確か夢魔との混血だから食事はしないって聞いたけど……。
「ふふん、この場所で感じる感情の味というのも中々乙なものでね。美味しいものを食す時の感情のエネルギーというのも、悪くないのさ」
「…俺、マーリンが、アルトリア達に嫌われる理由が分かった気がする」
そういうところだぞ、宮廷魔術師。
『あ~、現在食堂で食事中の藤丸君、藤丸君。至急例の部屋まで来てくれたまえ~』
と、カルデアのアナウンスからダ・ヴィンチちゃんの声が聞こえた……例の部屋って。
「おや、モテる男はつらいねぇ~」
「いや、俺がモテるって……サーヴァントの皆に比べたら俺なんて平々凡々なつまらない顔だよ?」
そう言うと、何故か食堂のキッチン方面から大きな衝突音が響いた、と同時に食堂にいた何人かの男サーヴァントがずっこけていた。
「ど、どしたのエミヤ君?」
「ワハハ! まさしく猿も木から落ちる、ならぬキャットも塀から落ちるだな。さては何やら女難の気配がする故猫缶をかすめ取る猫の如くキッチンのシンクにヘッドスライディングを決めてランニングホームラン! を決めたエミヤボーイ、如何したか?」
「…何でもない」
どうしたんだろう? そう首を傾げるが、至急と言われた事を思い出し、俺はトレイを返すと早速向かっていった。
「グリーン、どう思う?」
「…ありゃ本気で気づいてないっしょ。分かっててあんな態度なら相当策士だぜ?」
「例の部屋っつったか? あれが出来て以来スカサハもなんか挙動不審ぎみで気持ち悪いんだよなぁぁぁぁぁぁあっっぶねぇぇぇぇ!!!!」
「ちっ、躱したか。相変わらず運が良いな、セタンタ」
「そりゃ俺への皮肉ですかねぇ!?」
「さーて、俺達は邪魔にならない様に移動しますわ」
「また後でね~」
「さぁーて……」
今日も今日とて騒がしいカルデアの食堂の喧騒をBGMに、花の魔術師は微笑む。――――普通の人間が見れば美しく、知る人が見れば心底イタズラ気にほくそ笑むその笑顔を。

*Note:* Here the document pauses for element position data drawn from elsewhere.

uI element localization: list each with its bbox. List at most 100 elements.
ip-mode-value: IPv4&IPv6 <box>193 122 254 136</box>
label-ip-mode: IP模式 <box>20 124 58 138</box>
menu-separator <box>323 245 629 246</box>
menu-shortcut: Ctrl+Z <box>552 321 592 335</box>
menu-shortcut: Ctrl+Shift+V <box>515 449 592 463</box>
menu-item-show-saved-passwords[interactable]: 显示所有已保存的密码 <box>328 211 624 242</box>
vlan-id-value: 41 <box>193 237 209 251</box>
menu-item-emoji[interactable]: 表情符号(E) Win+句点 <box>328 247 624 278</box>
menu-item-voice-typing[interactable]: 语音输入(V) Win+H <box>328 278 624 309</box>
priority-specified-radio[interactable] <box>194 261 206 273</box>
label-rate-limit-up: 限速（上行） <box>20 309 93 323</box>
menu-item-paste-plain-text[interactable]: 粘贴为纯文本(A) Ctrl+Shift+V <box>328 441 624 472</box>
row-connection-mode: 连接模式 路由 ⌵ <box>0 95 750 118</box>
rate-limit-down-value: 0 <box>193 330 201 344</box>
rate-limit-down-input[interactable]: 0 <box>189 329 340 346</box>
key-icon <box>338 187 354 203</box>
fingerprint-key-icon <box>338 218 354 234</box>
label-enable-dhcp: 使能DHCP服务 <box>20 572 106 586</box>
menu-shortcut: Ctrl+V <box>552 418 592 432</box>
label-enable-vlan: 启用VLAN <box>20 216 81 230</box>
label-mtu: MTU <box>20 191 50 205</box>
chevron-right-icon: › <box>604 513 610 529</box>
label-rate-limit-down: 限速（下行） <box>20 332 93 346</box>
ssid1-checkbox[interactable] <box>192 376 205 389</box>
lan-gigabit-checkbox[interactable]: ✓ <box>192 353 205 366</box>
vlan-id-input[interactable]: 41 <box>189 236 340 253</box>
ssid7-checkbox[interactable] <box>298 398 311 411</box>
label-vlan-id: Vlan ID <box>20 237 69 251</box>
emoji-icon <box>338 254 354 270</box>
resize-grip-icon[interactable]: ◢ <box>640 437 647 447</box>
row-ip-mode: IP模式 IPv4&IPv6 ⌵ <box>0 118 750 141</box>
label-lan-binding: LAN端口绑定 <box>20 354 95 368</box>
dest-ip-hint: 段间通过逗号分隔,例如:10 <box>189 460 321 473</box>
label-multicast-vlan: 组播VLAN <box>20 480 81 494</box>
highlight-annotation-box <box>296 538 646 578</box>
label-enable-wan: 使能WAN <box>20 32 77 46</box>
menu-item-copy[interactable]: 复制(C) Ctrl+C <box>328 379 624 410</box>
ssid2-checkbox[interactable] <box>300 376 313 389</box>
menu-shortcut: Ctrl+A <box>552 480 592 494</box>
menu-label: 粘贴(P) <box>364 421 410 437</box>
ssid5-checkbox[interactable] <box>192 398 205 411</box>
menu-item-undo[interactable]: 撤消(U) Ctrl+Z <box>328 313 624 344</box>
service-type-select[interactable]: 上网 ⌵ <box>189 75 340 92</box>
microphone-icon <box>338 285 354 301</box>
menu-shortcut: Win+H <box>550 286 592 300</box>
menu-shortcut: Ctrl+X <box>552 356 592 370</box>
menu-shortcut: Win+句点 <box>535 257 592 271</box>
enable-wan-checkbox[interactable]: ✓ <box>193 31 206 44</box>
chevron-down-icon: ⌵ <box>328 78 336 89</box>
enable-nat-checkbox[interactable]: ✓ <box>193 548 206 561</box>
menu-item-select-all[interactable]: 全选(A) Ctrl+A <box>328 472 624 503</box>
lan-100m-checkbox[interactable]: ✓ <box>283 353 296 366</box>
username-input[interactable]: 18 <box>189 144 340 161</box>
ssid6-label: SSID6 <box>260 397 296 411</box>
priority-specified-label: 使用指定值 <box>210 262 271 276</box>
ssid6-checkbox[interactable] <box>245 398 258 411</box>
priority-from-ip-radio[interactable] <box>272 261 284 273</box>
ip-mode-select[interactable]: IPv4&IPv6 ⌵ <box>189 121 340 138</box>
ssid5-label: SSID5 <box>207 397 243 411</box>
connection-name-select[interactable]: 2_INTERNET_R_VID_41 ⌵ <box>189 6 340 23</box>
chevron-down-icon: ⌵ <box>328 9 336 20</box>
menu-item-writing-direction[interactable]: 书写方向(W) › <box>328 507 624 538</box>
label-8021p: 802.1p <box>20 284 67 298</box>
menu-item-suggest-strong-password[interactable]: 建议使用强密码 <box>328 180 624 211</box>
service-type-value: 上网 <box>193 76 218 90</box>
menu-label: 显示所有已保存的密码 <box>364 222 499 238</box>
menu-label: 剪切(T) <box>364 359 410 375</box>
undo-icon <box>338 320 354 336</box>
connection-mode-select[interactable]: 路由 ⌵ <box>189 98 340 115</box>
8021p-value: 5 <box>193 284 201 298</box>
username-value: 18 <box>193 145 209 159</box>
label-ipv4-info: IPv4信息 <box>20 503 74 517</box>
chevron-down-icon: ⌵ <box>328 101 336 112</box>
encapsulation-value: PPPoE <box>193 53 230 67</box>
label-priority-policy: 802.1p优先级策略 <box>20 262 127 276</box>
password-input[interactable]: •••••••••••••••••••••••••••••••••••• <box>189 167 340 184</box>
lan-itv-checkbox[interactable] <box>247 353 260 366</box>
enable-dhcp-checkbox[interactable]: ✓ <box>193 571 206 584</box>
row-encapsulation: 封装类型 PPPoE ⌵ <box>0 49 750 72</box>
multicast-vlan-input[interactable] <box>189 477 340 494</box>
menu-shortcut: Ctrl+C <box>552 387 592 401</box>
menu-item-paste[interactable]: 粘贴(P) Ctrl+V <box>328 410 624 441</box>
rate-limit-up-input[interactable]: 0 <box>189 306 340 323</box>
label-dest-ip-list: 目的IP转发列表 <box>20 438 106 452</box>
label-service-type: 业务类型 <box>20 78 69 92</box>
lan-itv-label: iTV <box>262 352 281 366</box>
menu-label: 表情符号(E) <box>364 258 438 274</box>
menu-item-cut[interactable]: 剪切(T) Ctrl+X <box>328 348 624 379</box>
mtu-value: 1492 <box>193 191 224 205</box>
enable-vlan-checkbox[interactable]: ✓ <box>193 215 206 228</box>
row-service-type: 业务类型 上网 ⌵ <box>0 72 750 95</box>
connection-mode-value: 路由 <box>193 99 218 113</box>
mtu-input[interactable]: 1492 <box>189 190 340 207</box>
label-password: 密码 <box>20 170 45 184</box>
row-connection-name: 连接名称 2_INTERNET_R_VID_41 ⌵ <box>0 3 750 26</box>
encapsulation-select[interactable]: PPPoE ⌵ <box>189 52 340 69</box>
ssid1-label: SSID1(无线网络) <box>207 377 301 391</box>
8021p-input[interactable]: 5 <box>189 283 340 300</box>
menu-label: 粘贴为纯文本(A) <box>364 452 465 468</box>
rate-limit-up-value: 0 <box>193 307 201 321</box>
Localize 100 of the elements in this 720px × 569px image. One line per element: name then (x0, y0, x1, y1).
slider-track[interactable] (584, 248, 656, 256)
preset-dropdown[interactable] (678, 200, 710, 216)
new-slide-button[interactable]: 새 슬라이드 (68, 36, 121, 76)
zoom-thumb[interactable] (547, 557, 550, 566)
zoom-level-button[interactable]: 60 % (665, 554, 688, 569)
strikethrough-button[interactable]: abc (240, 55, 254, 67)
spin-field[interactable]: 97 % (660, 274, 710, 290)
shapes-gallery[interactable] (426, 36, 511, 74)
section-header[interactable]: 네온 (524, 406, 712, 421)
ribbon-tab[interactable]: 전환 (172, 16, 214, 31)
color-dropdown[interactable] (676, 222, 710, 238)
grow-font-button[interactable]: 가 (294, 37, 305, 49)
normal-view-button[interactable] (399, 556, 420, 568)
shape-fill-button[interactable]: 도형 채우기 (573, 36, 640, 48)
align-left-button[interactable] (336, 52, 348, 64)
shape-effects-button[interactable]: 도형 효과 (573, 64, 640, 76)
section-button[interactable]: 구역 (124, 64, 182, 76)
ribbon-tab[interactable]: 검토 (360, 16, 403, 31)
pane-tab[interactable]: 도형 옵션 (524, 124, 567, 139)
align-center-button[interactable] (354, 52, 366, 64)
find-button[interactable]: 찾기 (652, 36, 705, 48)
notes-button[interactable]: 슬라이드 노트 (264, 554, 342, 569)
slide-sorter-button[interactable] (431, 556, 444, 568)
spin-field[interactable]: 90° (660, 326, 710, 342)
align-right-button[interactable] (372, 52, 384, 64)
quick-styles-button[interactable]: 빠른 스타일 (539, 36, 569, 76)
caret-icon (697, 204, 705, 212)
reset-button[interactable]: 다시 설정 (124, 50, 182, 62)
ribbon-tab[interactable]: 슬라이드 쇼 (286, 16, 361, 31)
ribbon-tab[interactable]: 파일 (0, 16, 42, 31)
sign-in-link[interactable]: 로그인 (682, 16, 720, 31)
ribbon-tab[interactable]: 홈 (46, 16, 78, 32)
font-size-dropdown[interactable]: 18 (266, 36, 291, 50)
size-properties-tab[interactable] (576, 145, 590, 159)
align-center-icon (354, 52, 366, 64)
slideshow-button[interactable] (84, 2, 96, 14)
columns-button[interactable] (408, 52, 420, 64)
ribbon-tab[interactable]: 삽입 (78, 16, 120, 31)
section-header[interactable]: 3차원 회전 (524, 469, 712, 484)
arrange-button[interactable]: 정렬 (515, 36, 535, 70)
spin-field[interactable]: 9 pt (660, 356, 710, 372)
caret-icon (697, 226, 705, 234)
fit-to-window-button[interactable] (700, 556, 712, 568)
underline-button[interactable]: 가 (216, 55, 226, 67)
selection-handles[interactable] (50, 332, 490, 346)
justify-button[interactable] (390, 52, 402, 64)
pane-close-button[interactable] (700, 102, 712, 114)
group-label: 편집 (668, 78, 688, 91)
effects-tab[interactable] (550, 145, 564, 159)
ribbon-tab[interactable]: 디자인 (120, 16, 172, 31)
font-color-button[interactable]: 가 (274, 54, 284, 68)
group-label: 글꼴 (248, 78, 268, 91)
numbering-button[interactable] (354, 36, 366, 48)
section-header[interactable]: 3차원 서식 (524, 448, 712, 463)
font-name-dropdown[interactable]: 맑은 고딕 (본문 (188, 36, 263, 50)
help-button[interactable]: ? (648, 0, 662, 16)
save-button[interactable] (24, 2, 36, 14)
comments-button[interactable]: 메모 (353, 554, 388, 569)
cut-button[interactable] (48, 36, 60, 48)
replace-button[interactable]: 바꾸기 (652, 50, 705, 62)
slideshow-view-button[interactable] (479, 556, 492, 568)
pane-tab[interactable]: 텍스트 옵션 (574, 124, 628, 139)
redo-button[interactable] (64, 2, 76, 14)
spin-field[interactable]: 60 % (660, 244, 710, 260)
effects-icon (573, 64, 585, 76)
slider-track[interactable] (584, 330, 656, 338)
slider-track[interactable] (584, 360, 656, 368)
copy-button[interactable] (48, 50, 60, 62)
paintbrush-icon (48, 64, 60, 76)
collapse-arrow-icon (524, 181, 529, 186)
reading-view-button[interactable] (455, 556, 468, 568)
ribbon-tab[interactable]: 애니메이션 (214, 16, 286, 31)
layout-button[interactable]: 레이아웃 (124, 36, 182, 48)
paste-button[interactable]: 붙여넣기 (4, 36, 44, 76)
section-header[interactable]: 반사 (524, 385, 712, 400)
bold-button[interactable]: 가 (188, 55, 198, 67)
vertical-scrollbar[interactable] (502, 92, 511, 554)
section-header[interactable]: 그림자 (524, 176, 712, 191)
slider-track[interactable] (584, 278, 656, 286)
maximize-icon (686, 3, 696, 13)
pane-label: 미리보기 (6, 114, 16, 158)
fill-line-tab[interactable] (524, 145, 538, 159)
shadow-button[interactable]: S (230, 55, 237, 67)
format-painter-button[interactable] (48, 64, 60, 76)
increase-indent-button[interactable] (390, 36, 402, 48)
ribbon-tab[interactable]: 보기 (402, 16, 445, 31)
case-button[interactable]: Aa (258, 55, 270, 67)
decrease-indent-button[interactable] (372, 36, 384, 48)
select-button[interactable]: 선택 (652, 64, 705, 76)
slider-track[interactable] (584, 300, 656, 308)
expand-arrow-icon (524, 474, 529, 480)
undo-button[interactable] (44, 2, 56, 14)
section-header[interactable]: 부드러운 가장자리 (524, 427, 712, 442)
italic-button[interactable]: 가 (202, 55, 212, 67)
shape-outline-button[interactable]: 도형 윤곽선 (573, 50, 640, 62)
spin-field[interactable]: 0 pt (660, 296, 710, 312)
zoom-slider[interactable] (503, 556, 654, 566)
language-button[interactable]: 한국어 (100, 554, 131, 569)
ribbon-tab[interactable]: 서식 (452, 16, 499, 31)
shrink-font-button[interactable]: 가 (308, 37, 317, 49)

「今日は誰を落とすのか、楽しみにしてるよ? 藤丸君」
ーーーー
「失礼しまーす……って、ジャンヌ?」
「どうも、マスター」
部屋に入って最初に目に付いたのは綺麗な金髪、そしてその頭部を守る三又の鉾みたいな形の兜?のような防具。
フランスの聖女――――ジャンヌ・ダルクだ。
「もしかしなくても…」
「はい、ダ・ヴィンチに呼ばれてここに馳せ参じました」
ジャンヌは成程聖女だと納得してしまえる、綺麗な笑みを浮かべそう答える。
「えっと、じゃあ」
「はい、宜しくお願いしますね」
ジャンヌの隣に腰掛けると、俺は何時ものように感謝の気持ちを伝える。
「ジャンヌは結構最初の頃からの付き合いだよね」
「はい。貴方がオルレアンの特異点を解決した後、私は貴方に召喚されました」
冬木の次に訪れたフランスの特異点、そこが俺と彼女との出会いだった。
「色んな冒険や戦いを繰り広げて来たよね」
「はい。毎日が絵本の物語の様に壮大な冒険や、戦いがありましたね。でも、それを繰り返している中でも、貴方は貴方らしさを失っていない。私はそれがとても嬉しいです」
「ありがとう。……俺みたいな平凡なマスターに召喚されて苦労してると思うけどさ、ジャンヌの力は本当に背中を押してくれるって感じがして、凄く頼もしいんだ」
「…マスター」
ジャンヌはちょっとむすっとしながら、俺の両手を握ってきた。
「貴方は決して平凡だからと言って、無能ではありません」
「無能とは言ってないよ」
「言外にそう言っています……あなたとは長い付き合いなのですから、これぐらい分かっちゃいます。貴方のその平凡さはなくてはならないものです。どれだけ辛い旅路でも、身を削るような戦いでも、貴方は貴方らしくいる……私はそれが何よりも嬉しい」
「ジャンヌ……」
そう言い聞かせるように微笑むジャンヌは、世界中のどの美術品よりも美しく映った。
だからだろうか、
「……凄く、綺麗だ」
「…えっ?」
思わず、そんな事を呟いてしまった。………って、今のもしかして聞こえてた? あ、この反応は間違いなく聞こえてらしたな!
「あ、その、今のは……!」
これセクハラになっちゃう! そう思いつつ何とか弁明しようとした俺だけど、ジャンヌは顔を赤くしながらも、こっちを見つめ続けている。
「じゃ、ジャンヌ……?」
「……」
ジャンヌは何かに引かれる様に徐々にこちらに顔を近付ける……肝心の俺はと言うと、ジャンヌの端正な顔が視界一杯を支配しているためか、金縛りにあったかのように動けないでいた。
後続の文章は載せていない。